Hed Mayner's Twisted Tailoring Set to Hit Florence
The crop of designers invited to guest-show at this week's edition of Pitti Uomo is diverse and creative, each with a unique approach to menswear.
Rooted in menswear classicism and sartorial references, their creative processes often venture into unexpected and experimental territory, marking a departure from traditional norms.
Among them, the Paris-based, Israeli-born designer Hed Mayner is set to captivate Florence with his men's fall 2026 show. He has garnered acclaim and the prestigious Karl Lagerfeld Prize at the 2019 LVMH Prize for Young Designers for his gender-fluid designs that play with proportions and layering.
Mayner's penchant for twisted tailoring stems from his obsession with the human form, seeking to mold it according to his vision while maintaining the credibility and wearability of his creations.
In an interview, Mayner shared, 'My work is deeply connected to the men's world and its classical elements. My process involves stretching and blurring these notions into something new.'
Pitti Uomo, renowned as the mecca of menswear traditionalism, provides an ideal platform for Mayner's subverted iterations, offering an unusual perspective on the fair.
Mayner's collections are characterized by their lack of articulate narratives, aligning with the principles of deconstructivism. Instead, they focus on form and silhouettes, exploring the idea of identity and its blurring.
'My work is always about identity and its fluidity,' Mayner explained. 'It's more about the mood and how people look, weaving a story through it. It's about the form, its purity, and how it transforms the body, giving it a new attitude.'
Mayner's approach to form is central to his creations. He believes that by working on it, he shapes not only the silhouette but also the wearer's character.
The venue for his show, the Palazzina Reale di Santa Maria Novella, a 1930s brutalist marble building in Florence, adds to the uniqueness of the event. Originally built for the Italian royal family, the building's proximity to the train station and bustling streets will provide an engaging experience for passersby.
Mayner's collection showcases sculpturally rounded silhouettes in a rich, muted palette of browns, navy blues, grays, and occasional vibrant pops of color, including purple, Klein blue, flashy green, and mirror silver.
'The shapes and silhouettes are closely connected to the body, more so than ever before,' Mayner noted. 'I've brought the body to the forefront, using tailoring to highlight each part individually.'
Proportions in the collection are twisted, resulting in fitted or out-of-the-body silhouettes that are mixed and woven together.
Mayner's attention to detail is evident in his use of varied textiles, including jersey mimicking woven fabrics or knitted faux fur, which he fits on female bodies to achieve the collection's defining silhouettes, evoking different characters.
In his exploration of form, Mayner highlights clashing contrasts among and within different outfits. For instance, the exaggerated round-shaped shoulders of tailored jackets and capes are contrasted with tight-nipped waists, while pleated pieces in bondage-inspired fabrics have a 'furniture-like' quality.
Mayner's creative journey began in his teenage years, influenced by his creative family. He studied at Paris' Institut Français de la Mode before launching his eponymous brand in 2015, winning the Karl Lagerfeld Prize at the LVMH Prize for Young Designers four years later.

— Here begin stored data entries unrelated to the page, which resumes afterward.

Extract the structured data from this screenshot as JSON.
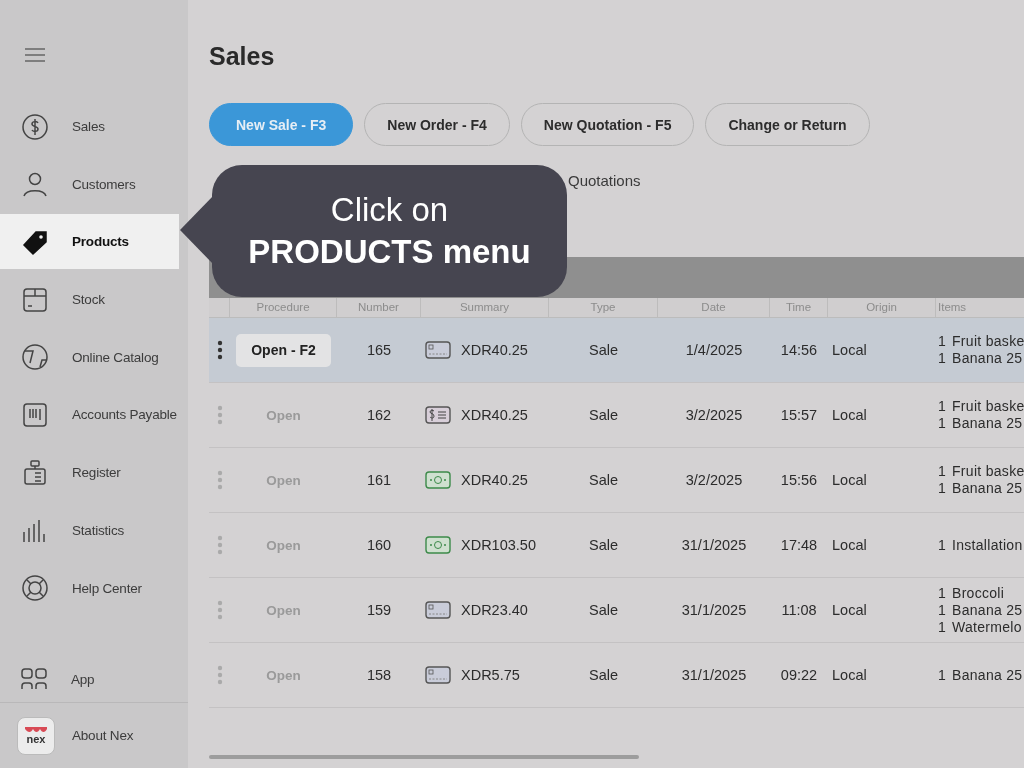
{
  "sidebar": {
    "items": [
      {
        "label": "Sales",
        "kind": "dollar",
        "selected": false
      },
      {
        "label": "Customers",
        "kind": "person",
        "selected": false
      },
      {
        "label": "Products",
        "kind": "tag",
        "selected": true
      },
      {
        "label": "Stock",
        "kind": "box",
        "selected": false
      },
      {
        "label": "Online Catalog",
        "kind": "globe",
        "selected": false
      },
      {
        "label": "Accounts Payable",
        "kind": "barcode",
        "selected": false
      },
      {
        "label": "Register",
        "kind": "register",
        "selected": false
      },
      {
        "label": "Statistics",
        "kind": "bars",
        "selected": false
      },
      {
        "label": "Help Center",
        "kind": "lifebuoy",
        "selected": false
      }
    ],
    "app": {
      "label": "App"
    },
    "about": {
      "label": "About Nex",
      "logo_text": "nex"
    }
  },
  "title": "Sales",
  "buttons": [
    {
      "label": "New Sale - F3",
      "primary": true
    },
    {
      "label": "New Order - F4",
      "primary": false
    },
    {
      "label": "New Quotation - F5",
      "primary": false
    },
    {
      "label": "Change or Return",
      "primary": false
    }
  ],
  "tabs": [
    {
      "label": "Quotations",
      "selected": false
    }
  ],
  "callout": {
    "text": "Click on **PRODUCTS menu**"
  },
  "table": {
    "columns": [
      "Procedure",
      "Number",
      "Summary",
      "Type",
      "Date",
      "Time",
      "Origin",
      "Items"
    ],
    "rows": [
      {
        "selected": true,
        "procedure": "Open - F2",
        "number": "165",
        "kind": "card",
        "summary": "XDR40.25",
        "type": "Sale",
        "date": "1/4/2025",
        "time": "14:56",
        "origin": "Local",
        "items": [
          {
            "qty": "1",
            "name": "Fruit baske"
          },
          {
            "qty": "1",
            "name": "Banana 25"
          }
        ]
      },
      {
        "selected": false,
        "procedure": "Open",
        "number": "162",
        "kind": "voucher",
        "summary": "XDR40.25",
        "type": "Sale",
        "date": "3/2/2025",
        "time": "15:57",
        "origin": "Local",
        "items": [
          {
            "qty": "1",
            "name": "Fruit baske"
          },
          {
            "qty": "1",
            "name": "Banana 25"
          }
        ]
      },
      {
        "selected": false,
        "procedure": "Open",
        "number": "161",
        "kind": "cash",
        "summary": "XDR40.25",
        "type": "Sale",
        "date": "3/2/2025",
        "time": "15:56",
        "origin": "Local",
        "items": [
          {
            "qty": "1",
            "name": "Fruit baske"
          },
          {
            "qty": "1",
            "name": "Banana 25"
          }
        ]
      },
      {
        "selected": false,
        "procedure": "Open",
        "number": "160",
        "kind": "cash",
        "summary": "XDR103.50",
        "type": "Sale",
        "date": "31/1/2025",
        "time": "17:48",
        "origin": "Local",
        "items": [
          {
            "qty": "1",
            "name": "Installation"
          }
        ]
      },
      {
        "selected": false,
        "procedure": "Open",
        "number": "159",
        "kind": "card",
        "summary": "XDR23.40",
        "type": "Sale",
        "date": "31/1/2025",
        "time": "11:08",
        "origin": "Local",
        "items": [
          {
            "qty": "1",
            "name": "Broccoli"
          },
          {
            "qty": "1",
            "name": "Banana 25"
          },
          {
            "qty": "1",
            "name": "Watermelo"
          }
        ]
      },
      {
        "selected": false,
        "procedure": "Open",
        "number": "158",
        "kind": "card",
        "summary": "XDR5.75",
        "type": "Sale",
        "date": "31/1/2025",
        "time": "09:22",
        "origin": "Local",
        "items": [
          {
            "qty": "1",
            "name": "Banana 25"
          }
        ]
      }
    ]
  }
}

Mayner has unveiled his Made in Italy collections during the official Paris Fashion Week calendar, establishing retail partnerships with renowned boutiques. He has also led the creative direction of the Reebok Ltd. line, showcasing his versatility.
Italy holds a special place in Mayner's heart, as it has been a formative country where he honed his sartorial skills and eventually subverted them. It's also the primary location for his production and where he found partners to structure his company.

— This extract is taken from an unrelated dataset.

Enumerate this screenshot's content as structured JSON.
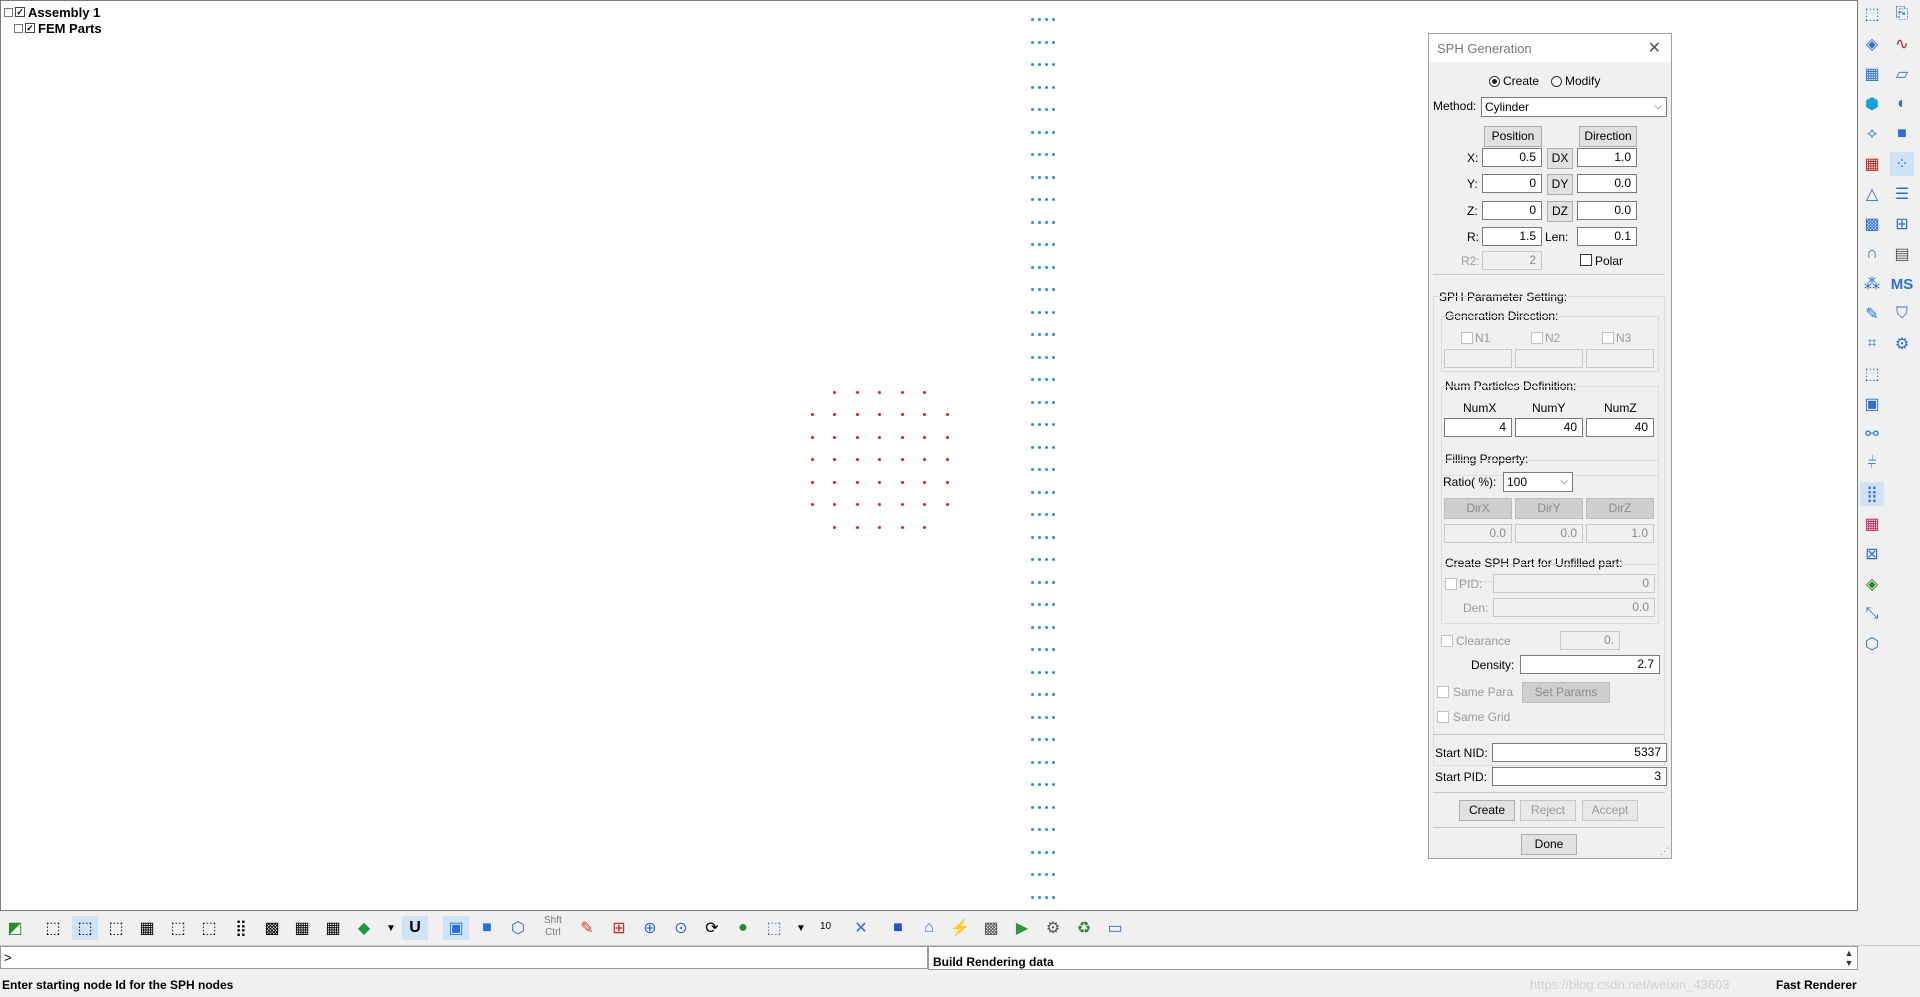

The designer's show in Florence feels like a full-circle moment, as he anticipates a positive experience at Pitti Uomo, meeting buyers, collaborators, and his team.
Over the past 11 years, Mayner's brand has grown organically, despite the challenges faced by independent labels in the luxury fashion industry. His business is primarily generated in Asia, with the rest split between Europe and the U.S.
'I'm grateful for what I have, and I want to continue growing, both personally and professionally,' Mayner expressed.